Die LTC soll unter anderem von Raumschiffen und Mondsatelliten verwendet werden, die eine präzise Zeitmessung benötigen. In dem Schreiben von OSTP-Chefin Arati Prabhakar wurde darauf hingewiesen, dass eine Uhr auf der Erde für jemanden auf dem Mond im Durchschnitt 58,7 Mikrosekunden pro Erdentag langsamer laufen würde. Zudem würden weitere Schwankungen auftreten, weswegen die Mondzeit noch weiter von der Zeit auf der Erde abweichen würde. In OSTP-Kreisen wurde zudem auf das Problem verwiesen, die Datenübertragung etwa zwischen der Erde und Satelliten um den Mond, Raumbasen sowie Astronaut*innen ohne eine einheitliche Mondzeit abzustimmen: "Stellen Sie sich vor, die Welt würde ihre Uhren nicht auf dieselbe Zeit ausrichten."
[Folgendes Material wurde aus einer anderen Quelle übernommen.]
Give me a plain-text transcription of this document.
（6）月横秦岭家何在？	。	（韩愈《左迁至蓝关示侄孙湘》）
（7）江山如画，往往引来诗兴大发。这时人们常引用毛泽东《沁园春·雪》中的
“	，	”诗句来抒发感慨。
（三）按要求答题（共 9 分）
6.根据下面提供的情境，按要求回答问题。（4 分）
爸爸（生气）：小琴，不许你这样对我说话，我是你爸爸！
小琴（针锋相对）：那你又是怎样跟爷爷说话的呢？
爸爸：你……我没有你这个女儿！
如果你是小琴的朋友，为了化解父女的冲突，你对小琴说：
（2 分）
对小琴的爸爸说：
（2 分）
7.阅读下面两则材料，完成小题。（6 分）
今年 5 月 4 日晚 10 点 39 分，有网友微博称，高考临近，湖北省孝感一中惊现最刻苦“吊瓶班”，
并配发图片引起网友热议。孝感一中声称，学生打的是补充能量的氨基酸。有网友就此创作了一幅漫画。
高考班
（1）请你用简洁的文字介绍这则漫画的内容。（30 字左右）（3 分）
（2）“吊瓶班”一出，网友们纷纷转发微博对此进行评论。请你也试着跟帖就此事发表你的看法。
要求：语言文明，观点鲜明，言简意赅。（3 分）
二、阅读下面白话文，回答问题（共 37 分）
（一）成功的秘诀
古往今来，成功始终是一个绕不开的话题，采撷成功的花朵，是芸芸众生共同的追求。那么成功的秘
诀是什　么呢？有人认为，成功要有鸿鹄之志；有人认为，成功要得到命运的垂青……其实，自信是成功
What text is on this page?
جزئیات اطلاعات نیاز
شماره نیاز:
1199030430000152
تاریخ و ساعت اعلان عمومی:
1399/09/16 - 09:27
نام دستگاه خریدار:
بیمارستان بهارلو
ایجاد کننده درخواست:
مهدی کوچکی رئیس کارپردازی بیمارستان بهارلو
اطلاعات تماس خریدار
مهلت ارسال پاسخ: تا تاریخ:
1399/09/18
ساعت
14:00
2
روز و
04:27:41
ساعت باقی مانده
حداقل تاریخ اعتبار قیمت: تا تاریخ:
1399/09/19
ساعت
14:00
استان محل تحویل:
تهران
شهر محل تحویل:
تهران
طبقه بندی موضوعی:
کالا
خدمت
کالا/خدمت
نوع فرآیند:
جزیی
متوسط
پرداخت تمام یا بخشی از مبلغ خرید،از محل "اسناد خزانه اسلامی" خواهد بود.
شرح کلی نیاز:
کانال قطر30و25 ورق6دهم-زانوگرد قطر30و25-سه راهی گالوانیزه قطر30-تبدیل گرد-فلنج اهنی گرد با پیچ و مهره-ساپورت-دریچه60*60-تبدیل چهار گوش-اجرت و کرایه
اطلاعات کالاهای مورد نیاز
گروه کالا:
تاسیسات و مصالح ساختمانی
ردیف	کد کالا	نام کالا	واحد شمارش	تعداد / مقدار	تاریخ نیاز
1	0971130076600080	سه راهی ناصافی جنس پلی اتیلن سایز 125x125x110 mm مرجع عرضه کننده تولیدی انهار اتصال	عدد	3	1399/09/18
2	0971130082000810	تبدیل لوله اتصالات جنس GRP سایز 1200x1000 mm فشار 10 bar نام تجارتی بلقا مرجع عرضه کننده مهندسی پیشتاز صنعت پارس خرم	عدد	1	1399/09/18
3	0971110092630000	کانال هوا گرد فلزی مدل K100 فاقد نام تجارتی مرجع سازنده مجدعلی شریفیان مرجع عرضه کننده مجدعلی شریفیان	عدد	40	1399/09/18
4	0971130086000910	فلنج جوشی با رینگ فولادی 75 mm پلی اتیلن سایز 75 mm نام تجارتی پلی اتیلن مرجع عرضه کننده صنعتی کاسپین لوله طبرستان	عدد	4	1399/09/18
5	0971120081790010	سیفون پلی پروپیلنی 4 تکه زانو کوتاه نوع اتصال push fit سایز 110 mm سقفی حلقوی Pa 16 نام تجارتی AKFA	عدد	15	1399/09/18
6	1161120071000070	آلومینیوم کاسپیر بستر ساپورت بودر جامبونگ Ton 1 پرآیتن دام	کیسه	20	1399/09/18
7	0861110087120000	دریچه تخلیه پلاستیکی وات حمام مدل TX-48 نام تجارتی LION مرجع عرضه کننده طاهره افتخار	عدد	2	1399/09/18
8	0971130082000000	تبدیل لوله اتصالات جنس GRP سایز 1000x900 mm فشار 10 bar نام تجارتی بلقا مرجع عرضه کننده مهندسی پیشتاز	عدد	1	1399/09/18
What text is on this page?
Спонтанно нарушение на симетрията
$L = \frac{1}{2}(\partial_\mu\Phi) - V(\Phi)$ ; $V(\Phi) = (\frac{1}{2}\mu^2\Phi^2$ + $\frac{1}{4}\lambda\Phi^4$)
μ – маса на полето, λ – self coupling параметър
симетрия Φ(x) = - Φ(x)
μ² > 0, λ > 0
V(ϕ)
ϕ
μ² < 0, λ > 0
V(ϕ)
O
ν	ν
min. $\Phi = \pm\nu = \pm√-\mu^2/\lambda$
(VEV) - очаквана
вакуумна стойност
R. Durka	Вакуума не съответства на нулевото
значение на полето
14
Auf der Erde dient die koordinierte Weltzeit (UTC) als Grundlage zur Berechnung der jeweiligen Ortszeit. Für Österreich gilt die Mitteleuropäische Zeit (MEZ) mit UTC+1, während der Sommerzeit die MESZ mit UTC+2. Der Standard basiert auf einem globalen Netz von Atomuhren. Dem Insider zufolge könnte es auch für die LTC notwendig werden, Atomuhren auf dem Mond zu installieren. In dem Memo wird zudem darauf hingewiesen, dass für die Einführung der Mondzeit internationale Verträge notwendig sein dürften. Dass die USA die Führung bei der Definition eines solchen Standards übernähmen, werde "allen Raumfahrtnationen zugute kommen".

Interesse an Rohstoffen 

Die NASA peilt für September 2026 die erste Mondlandung eines Astronauten seit dem Ende des "Apollo"-Programms in den 1970er Jahren an. Zunächst sollen 2025 vier Astronaut*innen den Mond umkreisen und zurückkehren. Allerdings haben auch andere Staaten ähnliche Ambitionen und zeigen Interessen an den potenziellen Rohstoffen. China hat erklärt, die ersten Taikonaut*innen sollten bis 2030 den Mond erreichen. Indien hat sich eine Frist bis 2040 gesetzt.